Photo: Universal Studios «Love Actually» croule sous l’abondance d’intrigues sentimentales, forçant parfois les liens entre les personnages, le temps de scènes expéditives où l’on devine que certains sont amis, d’autres de la même fratrie.

Certains peuvent réciter, dans l’ordre ou dans le désordre, la déclaration d’amour écrite du personnage incarné par Andrew Lincoln, avouant sa flamme à Keira Knightley, nouvellement mariée au meilleur ami (Chiwetel Ejiofor) de cet homme éploré. D’autres repassent en boucle la bouleversante séquence où Emma Thompson pleure toutes les larmes de son corps sur un air de Joni Mitchell (Both Sides Now) à la suite de la découverte des infidélités de son conjoint (le regretté Alan Rickman) à la faveur d’un cadeau qu’elle croyait lui être destiné. Et qui oserait dire non à Colin Firth traversant la moitié de l’Europe pour demander en mariage une jeune Portugaise dans une scène digne de Roméo et Juliette, balcon compris ?

Si rien de tout cela ne vous est familier, vous faites partie des rares — ou des privilégiés ! — à ne pas avoir encore vu Love Actually (2003), de Richard Curtis, devenu un incontournable film de Noël. Il s’agissait alors pour ce scénariste britannique d’un début fracassant derrière la caméra, lui qui était jusque-là connu pour le phénomène télévisuel M. Bean, et plus tard associé à des comédies romantiques qui lanceront la carrière d’une nouvelle génération de vedettes (Four Weddings and A Funeral, de Mike Newell) ou provoqueront une flambée immobilière dans un quartier jadis pas si branché de Londres (Notting Hill, de Roger Michell).

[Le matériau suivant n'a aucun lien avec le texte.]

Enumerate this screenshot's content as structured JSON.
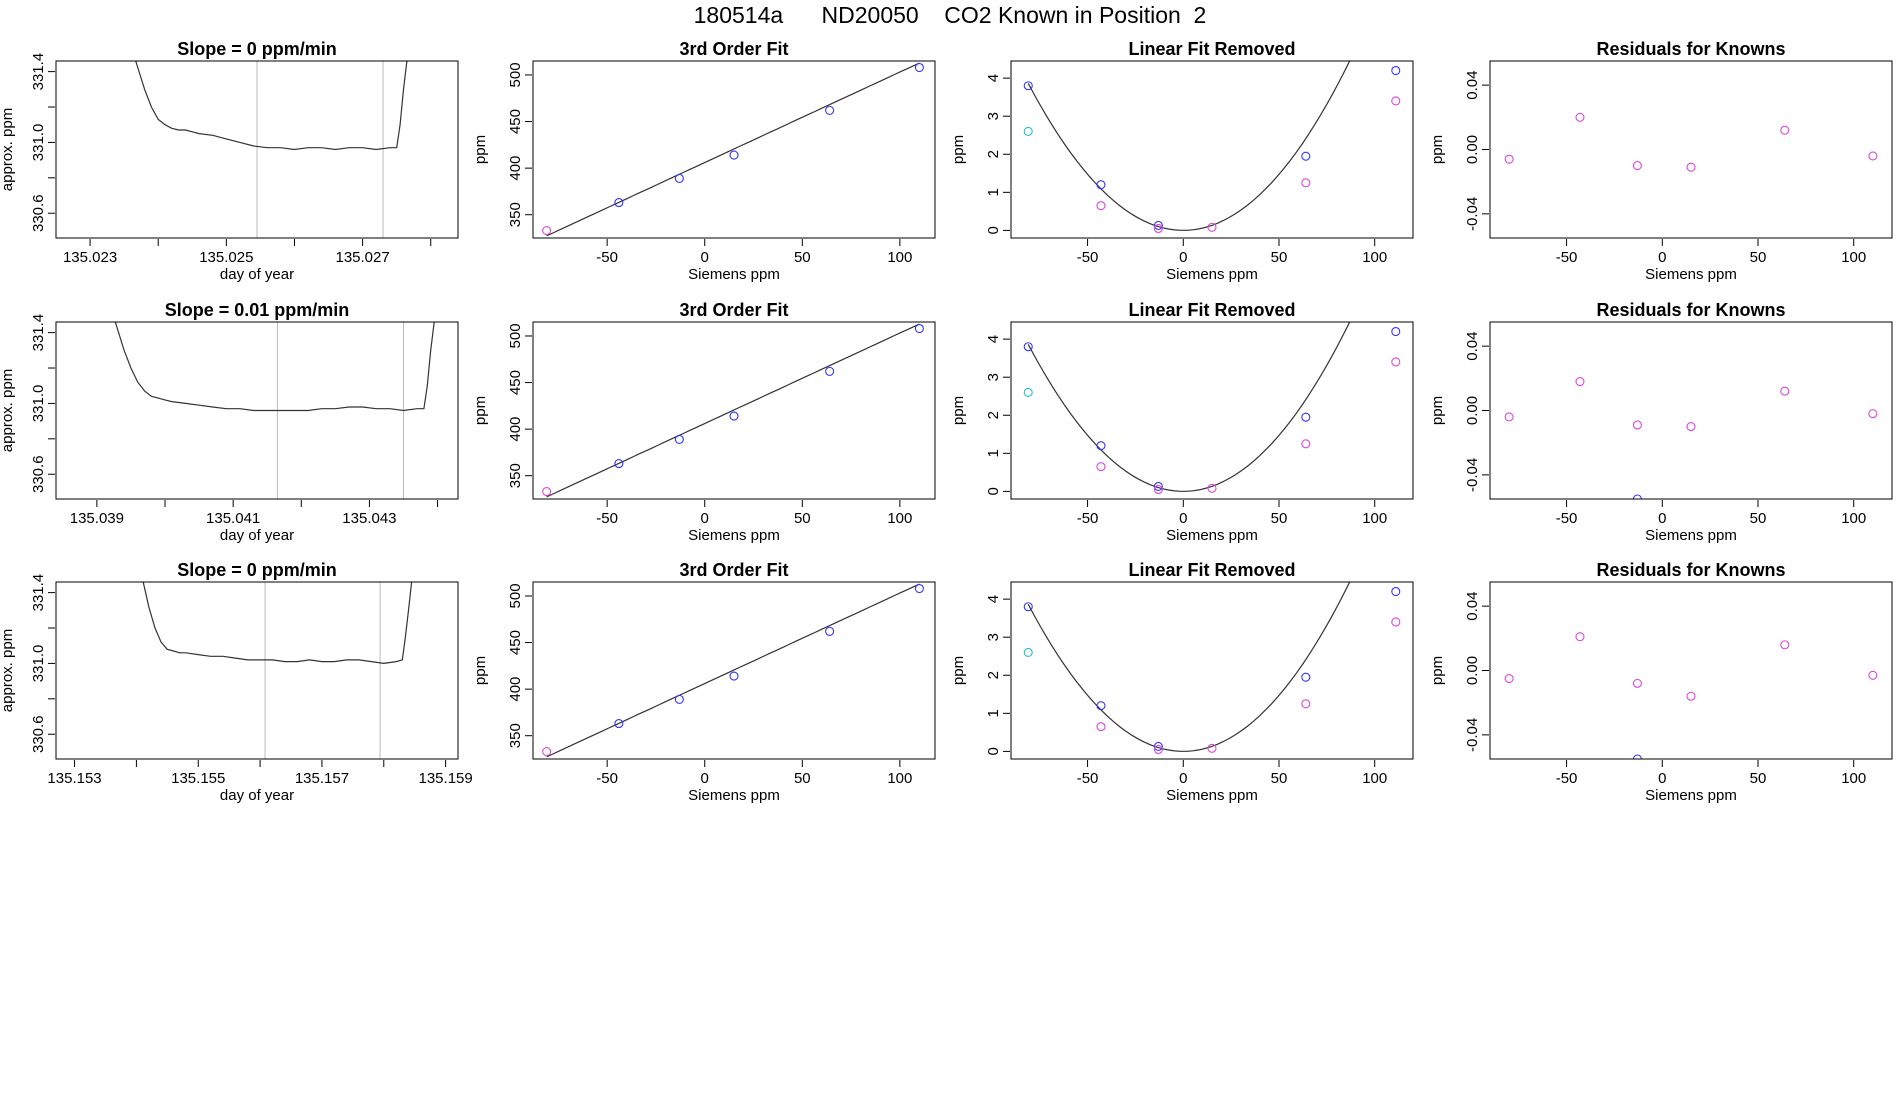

Curtis tente aussi de relever le pari du film choral, genre périlleux où même les plus grands, comme Robert Altman, ont parfois raté quelques mailles dans leur tricot. Ne reculant devant rien, il suit de près huit couples, plus ou moins légitimes, plus ou moins officiels, pris dans la course des préparatifs d’avant Noël et de la conquête, ou de la reconquête, de l’être aimé. Parfois de manière ostentatoire, ou de façon si discrète qu’elle en devient maladive, comme pour Laura Linney, sous le charme d’un collègue de bureau (Rodrigo Santoro) semblant sortir du Vogue Hommes. Des obligations familiales viendront bousiller cette romance inaboutie, alors que d’autres seront plus triomphantes, comme pour Liam Neeson rêvant de Claudia Schiffer (devinez la suite ?) tandis que son beau-fils est séduit par une Américaine de son école sur le point de retourner dans son pays.

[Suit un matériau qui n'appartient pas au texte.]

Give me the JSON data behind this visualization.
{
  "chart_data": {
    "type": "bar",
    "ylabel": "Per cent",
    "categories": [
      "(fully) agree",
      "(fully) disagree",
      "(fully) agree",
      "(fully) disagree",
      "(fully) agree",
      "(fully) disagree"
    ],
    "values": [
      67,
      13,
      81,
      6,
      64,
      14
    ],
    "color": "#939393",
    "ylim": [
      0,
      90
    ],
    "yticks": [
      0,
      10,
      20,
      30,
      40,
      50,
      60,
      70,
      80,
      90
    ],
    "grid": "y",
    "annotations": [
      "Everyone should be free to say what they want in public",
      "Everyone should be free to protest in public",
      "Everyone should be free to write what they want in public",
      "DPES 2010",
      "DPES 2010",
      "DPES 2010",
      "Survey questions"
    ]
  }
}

À l’image d’un sapin de Noël entouré de cadeaux qui en viendraient à cacher l’arbre, Love Actually croule sous l’abondance d’intrigues sentimentales, forçant parfois les liens entre les personnages, le temps de scènes expéditives où l’on devine que certains sont amis, d’autres de la même fratrie (Hugh Grant en premier ministre et célibataire un peu amer n’a guère le temps de consoler sa sœur, ici Emma Thompson). Un problème (narratif) parmi d’autres dans ce film aux grandes ambitions, dont celles de renouveler les codes de la comédie romantique. Mais est-ce vraiment le cas ?

Valeurs conservatrices

 

Richard Curtis en bafoue surtout les lois, selon Stéfany Boisvert, professeure à l’École des médias de l’UQAM. « Beaucoup d’amateurs de comédies romantiques ont été déçus du caractère central des hommes dans Love Actually. Les femmes y occupent des positions subalternes, des rôles secondaires, dans un genre qui leur donne beaucoup plus de place. » Sorti deux ans après les événements du 11 septembre 2001, le film en fait seulement mention — dans la séquence d’ouverture tournée en caméra cachée à l’aéroport Heathrow —, mais cette mise à l’écart n’est pas un hasard, selon Stéfany Boisvert.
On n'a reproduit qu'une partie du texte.